In the years following Merlo's death, Williams descended into a period of nearly catatonic depression and increasing drug use, which resulted in several hospitalizations and commitments to mental health facilities. He submitted to injections by Dr. Max Jacobson, known popularly as Dr. Feelgood, who used increasing amounts of amphetamines to overcome Williams's depression. Jacobson combined these with prescriptions for the sedative Seconal to relieve Williams's insomnia. During this time, influenced by his brother, a Roman Catholic convert, Williams joined the Catholic Church, though he never attributed much significance to religion in his personal life. He was never truly able to recoup his earlier success, or to entirely overcome his dependence on prescription drugs. As Williams grew older, he felt increasingly alone, fearing old age and losing his sexual appeal to younger gay men. In the 1970s, when he was in his 60s, Williams had a lengthy relationship with Robert Carroll, a Vietnam War veteran and aspiring writer in his 20s. Williams had deep affection for Carroll and respect for what he saw as the younger man's talents, but Carroll had a drug problem, as did Williams, and friends including Maria Britneva saw the relationship as destructive. Williams wrote that Carroll played on his acute loneliness as an aging gay man. When the two men broke up in 1979, Williams called Carroll a twerp, but they remained friends until Williams died four years later. His plays Kingdom of Earth, In the Bar of a Tokyo Hotel, Small Craft Warnings, The Two Character Play, The Red Devil Battery Sign, Vieux Carré, and Clothes for a Summer Hotel were all box office failures, and negative press notices wore down his spirit.
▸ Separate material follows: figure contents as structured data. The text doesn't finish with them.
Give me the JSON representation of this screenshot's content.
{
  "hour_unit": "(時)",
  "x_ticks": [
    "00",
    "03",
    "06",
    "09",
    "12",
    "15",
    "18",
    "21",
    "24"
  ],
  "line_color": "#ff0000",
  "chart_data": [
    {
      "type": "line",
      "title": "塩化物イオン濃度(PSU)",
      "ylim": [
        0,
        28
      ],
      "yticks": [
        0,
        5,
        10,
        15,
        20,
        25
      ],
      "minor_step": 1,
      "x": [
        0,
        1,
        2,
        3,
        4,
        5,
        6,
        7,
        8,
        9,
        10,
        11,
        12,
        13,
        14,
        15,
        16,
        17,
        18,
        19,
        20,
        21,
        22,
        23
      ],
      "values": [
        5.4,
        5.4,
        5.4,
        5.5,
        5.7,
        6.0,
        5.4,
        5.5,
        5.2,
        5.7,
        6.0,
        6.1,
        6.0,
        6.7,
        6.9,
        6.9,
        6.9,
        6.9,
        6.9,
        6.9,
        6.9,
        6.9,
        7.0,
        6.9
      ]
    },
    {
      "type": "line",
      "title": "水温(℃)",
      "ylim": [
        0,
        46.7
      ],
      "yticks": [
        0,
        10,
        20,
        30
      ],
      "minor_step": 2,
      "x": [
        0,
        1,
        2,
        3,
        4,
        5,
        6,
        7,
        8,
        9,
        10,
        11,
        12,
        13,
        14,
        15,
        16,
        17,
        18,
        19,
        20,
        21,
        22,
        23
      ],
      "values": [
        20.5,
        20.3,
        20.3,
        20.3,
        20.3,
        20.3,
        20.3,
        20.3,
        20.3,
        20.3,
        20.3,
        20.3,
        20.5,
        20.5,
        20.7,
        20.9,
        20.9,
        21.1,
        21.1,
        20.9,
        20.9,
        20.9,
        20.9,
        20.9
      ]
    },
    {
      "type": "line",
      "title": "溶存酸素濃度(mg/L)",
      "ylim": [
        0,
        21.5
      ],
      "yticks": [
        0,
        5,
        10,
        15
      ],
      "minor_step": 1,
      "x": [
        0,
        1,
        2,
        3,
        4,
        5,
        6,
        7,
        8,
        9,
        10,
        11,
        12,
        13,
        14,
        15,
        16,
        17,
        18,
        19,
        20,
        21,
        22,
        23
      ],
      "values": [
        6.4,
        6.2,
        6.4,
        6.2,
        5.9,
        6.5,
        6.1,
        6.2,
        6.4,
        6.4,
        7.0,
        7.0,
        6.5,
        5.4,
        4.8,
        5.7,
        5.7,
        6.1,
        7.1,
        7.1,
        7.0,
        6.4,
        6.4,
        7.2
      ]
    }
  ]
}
The Final Curtain And The Legacy

On the 25th of February 1983, Williams was found dead at age 71 in his suite at the Hotel Elysée in New York City. Chief Medical Examiner of New York City Elliot M. Gross reported that Williams had choked to death from inhaling the plastic cap of the type used on bottles of nasal spray or eye solution, but the report was corrected on the 14th of August 1983 to state that Williams had been using the plastic cap found in his mouth to ingest barbiturates and had actually died from a toxic level of secobarbital. He wrote in his will in 1972 that most of his estate was left to the University of the South in Sewanee, Tennessee, with the bulk of it to remain in trust for his sister during her lifetime. His brother Dakin Williams arranged for him to be buried at Calvary Cemetery in St. Louis, Missouri, where his mother is buried. Since his death, Williams has been honored with a star on the St. Louis Walk of Fame, inducted into the Poets' Corner at the Cathedral of Saint John the Divine in New York, and recognized with the Tennessee Williams Theatre in Key West, Florida. The Tennessee Williams/New Orleans Literary Festival has been held annually since 1986, and the U.S. Postal Service honored him on a stamp issued on the 13th of October 1995. His literary legacy is represented by the literary agency headed by Georges Borchardt, and his archive is housed at the Harry Ransom Center at the University of Texas at Austin. In 2014, Williams was one of the inaugural honorees in the Rainbow Honor Walk, a walk of fame in San Francisco's Castro neighborhood noting LGBTQ people who have made significant contributions in their fields.